In other words, the crisis has demonstrated the failure of the prevailing macroeconomic policy framework and the severe constraints of QE to adequately support the economy in times of crisis. Central banks must therefore take a different approach, argue researchers Vermeiren and Van Doorslaer: do not pump money in financial markets, as happens with QE, but inject directly into the real economy.

This is best done in a coordinated approach with fiscal policy, in order to prevent the central bank’s expansionary measures from being actively countered by unproductive cutbacks. That is why central banks should resort to monetary financing, creating additional money and transferring it to the government or a public investment fund to invest in the real economy. The extra resources can thus be used, for example, to make the necessary investments to enable the climate transition.

However, the Treaty on the Functioning of the European Union contains an explicit prohibition on monetary financing. The ECB can, however, directly transfer money to European households as an alternative option: the so-called ‘helicopter money’. In this way, the detour via the financial markets is avoided: the money created must not pass through commercial banks and investment funds first in the hope that it would flood the real economy via ‘ trickle down ‘; the real economy is directly stimulated because the money flows directly to the citizens themselves. It is QE, but for the people.

Translated by google from Think Tank Minerva: https://www.denktankminerva.be/studies/qeforthepeople
Download: complete study QE-for people

What is Minerva think tank?
Think Tank Minerva is a think tank within the broad progressive movement . Through sharp opinions and well-founded studies, the think tank wants to make a progressive voice resound in the social debate.
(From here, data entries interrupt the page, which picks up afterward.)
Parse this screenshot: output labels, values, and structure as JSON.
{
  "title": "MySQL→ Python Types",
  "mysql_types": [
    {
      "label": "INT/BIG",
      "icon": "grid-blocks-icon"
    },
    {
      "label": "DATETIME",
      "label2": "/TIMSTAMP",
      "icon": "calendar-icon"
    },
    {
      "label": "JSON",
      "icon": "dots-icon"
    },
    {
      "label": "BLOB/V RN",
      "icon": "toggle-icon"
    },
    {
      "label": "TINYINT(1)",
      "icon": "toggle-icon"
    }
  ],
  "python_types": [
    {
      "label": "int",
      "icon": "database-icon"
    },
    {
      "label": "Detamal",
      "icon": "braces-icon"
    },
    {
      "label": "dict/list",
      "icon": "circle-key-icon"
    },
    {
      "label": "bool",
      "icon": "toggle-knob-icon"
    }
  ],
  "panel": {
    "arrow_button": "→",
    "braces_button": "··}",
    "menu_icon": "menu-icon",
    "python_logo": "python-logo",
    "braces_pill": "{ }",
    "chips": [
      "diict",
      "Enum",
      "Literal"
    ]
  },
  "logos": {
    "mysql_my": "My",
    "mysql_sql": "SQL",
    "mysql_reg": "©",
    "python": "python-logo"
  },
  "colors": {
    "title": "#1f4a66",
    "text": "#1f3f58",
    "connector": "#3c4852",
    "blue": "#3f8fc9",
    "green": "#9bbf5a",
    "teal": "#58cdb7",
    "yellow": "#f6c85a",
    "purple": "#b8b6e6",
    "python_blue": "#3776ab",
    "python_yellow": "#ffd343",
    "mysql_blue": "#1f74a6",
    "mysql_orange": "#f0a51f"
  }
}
The intention is twofold: on the one hand to review existing ways of thinking, on the other hand to show that there are concrete, feasible and desirable alternatives. The minerva think tank is driven by equality, solidarity, democracy, freedom, sustainability, justice and international solidarity.

The content line of the Minerva think tank is determined by regular meetings by the editors , a group consisting of core members and members. This editorial team is responsible for the studies and opinion pieces, and for the content of the website. She also invites third parties to write guest contributions. There are two scientific staff members: Matthias Somers and Sacha Dierckx. The substantive autonomy of the editors is guaranteed by an editorial statute, comparable to the status of a newspaper or magazine.

The editors receive advice from and are assisted by the members of the Scientific Council . This Board consists of academics who can support the think tank within their area of ​​expertise. However, the members of this Scientific Council are not responsible for the positions taken by the editors.

Minerva is a non-profit organization that is independent but wants to communicate transparently about its resources. The founding members of Minerva vzw are, in alphabetical order: 11.11.11 vzw, ABVV, ACV, Bond Beter Leefmilieu, the actual association Poliargus and the Stichting Gerrit Kreveld. Joined members are, in alphabetical order: ACLVB, Nationaal Verbond Socialistische Mutualiteiten and Stichting P & V. These members form the General Assembly and the Board of Directors of the non-profit organization. The members are not responsible for the positions of the Minerva think tank.